An Ontology-based Data Integration Tool
Once a collection of datasets has been assembled, the merge phase can commence. To facilitate this process, one must create a mediated schema to which all other datasets are matched. The ODINI project is creating a unique Data Integration Ontology to facilitate automated mapping of the datasets to the mediated schema. We are also developing a data integration software tool to enable oceanographic researchers to use this ontology to integrate large numbers of datasets. Stay tuned for updates.
In the match step, researchers align the different attributes/parameters in the dataset’s schema with the mediated schema/ontology. To do so, the researcher must often consult the data descriptions of each parameter, which are either listed with the data-set in the source repository or described as part of the methods section of the accompanying paper.
In some cases, the semantics of the data in one source are slightly different from that of the mediated schema/ontology.In such cases a mapping phase where conversion functions are generated to facilitate data integration according to correspondences found in the matching step. Even more mundane, but crucial is the need to map from the source format to that of the central repository used to collect the data from the different datasets.
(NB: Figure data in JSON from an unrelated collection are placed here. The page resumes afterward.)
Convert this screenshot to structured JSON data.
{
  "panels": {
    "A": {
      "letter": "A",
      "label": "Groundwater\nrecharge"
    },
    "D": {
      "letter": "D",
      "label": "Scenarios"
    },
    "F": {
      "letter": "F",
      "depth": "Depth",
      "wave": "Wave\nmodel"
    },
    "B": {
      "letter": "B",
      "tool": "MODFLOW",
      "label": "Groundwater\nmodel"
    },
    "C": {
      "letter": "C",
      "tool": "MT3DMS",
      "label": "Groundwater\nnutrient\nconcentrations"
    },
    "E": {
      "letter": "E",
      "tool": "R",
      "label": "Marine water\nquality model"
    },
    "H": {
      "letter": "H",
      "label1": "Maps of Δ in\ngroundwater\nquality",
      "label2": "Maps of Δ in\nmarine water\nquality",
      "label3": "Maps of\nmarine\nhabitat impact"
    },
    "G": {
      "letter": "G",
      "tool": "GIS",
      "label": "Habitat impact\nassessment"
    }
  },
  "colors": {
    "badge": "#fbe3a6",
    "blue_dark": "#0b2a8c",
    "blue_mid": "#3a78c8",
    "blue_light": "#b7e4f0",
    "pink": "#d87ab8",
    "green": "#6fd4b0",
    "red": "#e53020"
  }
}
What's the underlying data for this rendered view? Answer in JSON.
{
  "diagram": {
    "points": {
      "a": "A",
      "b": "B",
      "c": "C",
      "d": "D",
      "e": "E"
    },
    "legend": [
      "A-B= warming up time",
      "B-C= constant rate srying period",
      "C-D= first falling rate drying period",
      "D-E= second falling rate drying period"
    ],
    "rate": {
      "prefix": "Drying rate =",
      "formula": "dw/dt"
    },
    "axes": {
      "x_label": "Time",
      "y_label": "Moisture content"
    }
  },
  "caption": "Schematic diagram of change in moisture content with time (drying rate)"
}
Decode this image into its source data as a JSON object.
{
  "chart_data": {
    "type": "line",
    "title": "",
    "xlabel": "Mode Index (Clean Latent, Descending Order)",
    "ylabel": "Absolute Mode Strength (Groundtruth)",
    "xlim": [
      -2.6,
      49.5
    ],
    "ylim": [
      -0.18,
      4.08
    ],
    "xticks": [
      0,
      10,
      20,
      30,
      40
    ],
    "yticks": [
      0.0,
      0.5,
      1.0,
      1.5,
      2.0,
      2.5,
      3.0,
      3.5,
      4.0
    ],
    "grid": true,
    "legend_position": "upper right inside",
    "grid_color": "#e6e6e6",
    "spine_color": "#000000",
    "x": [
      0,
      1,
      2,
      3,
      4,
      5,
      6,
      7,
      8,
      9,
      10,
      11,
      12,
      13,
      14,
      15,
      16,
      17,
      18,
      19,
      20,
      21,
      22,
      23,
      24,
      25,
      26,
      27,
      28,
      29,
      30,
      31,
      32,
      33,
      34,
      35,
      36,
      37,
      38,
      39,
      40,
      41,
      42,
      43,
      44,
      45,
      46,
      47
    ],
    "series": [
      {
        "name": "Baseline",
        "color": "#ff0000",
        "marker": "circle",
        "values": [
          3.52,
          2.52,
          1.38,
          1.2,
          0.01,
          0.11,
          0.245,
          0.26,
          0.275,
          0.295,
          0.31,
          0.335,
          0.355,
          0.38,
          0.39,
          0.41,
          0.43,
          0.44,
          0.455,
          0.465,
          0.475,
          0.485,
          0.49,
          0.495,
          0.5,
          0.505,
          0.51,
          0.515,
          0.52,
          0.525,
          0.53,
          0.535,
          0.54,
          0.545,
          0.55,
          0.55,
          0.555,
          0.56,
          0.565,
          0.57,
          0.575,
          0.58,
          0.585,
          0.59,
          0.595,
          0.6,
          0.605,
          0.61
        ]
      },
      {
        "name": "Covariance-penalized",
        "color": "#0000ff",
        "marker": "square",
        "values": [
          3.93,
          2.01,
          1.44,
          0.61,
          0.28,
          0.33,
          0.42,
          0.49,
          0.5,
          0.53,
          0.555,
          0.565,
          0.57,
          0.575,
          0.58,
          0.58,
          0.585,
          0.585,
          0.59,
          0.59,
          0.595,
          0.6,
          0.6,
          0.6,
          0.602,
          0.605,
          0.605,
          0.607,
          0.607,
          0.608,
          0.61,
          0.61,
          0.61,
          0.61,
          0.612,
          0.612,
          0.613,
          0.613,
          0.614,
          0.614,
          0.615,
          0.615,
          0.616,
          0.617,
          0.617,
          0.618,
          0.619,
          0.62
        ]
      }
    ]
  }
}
In this step, researchers need to mitigate problems that emanate from differences in spatiotemporal resolution between the datasets. Thus, one data-set may include measurements of a 50-m depth in increments of 1 m, while another in increments of 10 cm. Decisions must be made on whether to aggregate upwards to lower resolutions, omit incompatible resolutions or interpolate the data to align the resolutions, or fill out missing data in some areas.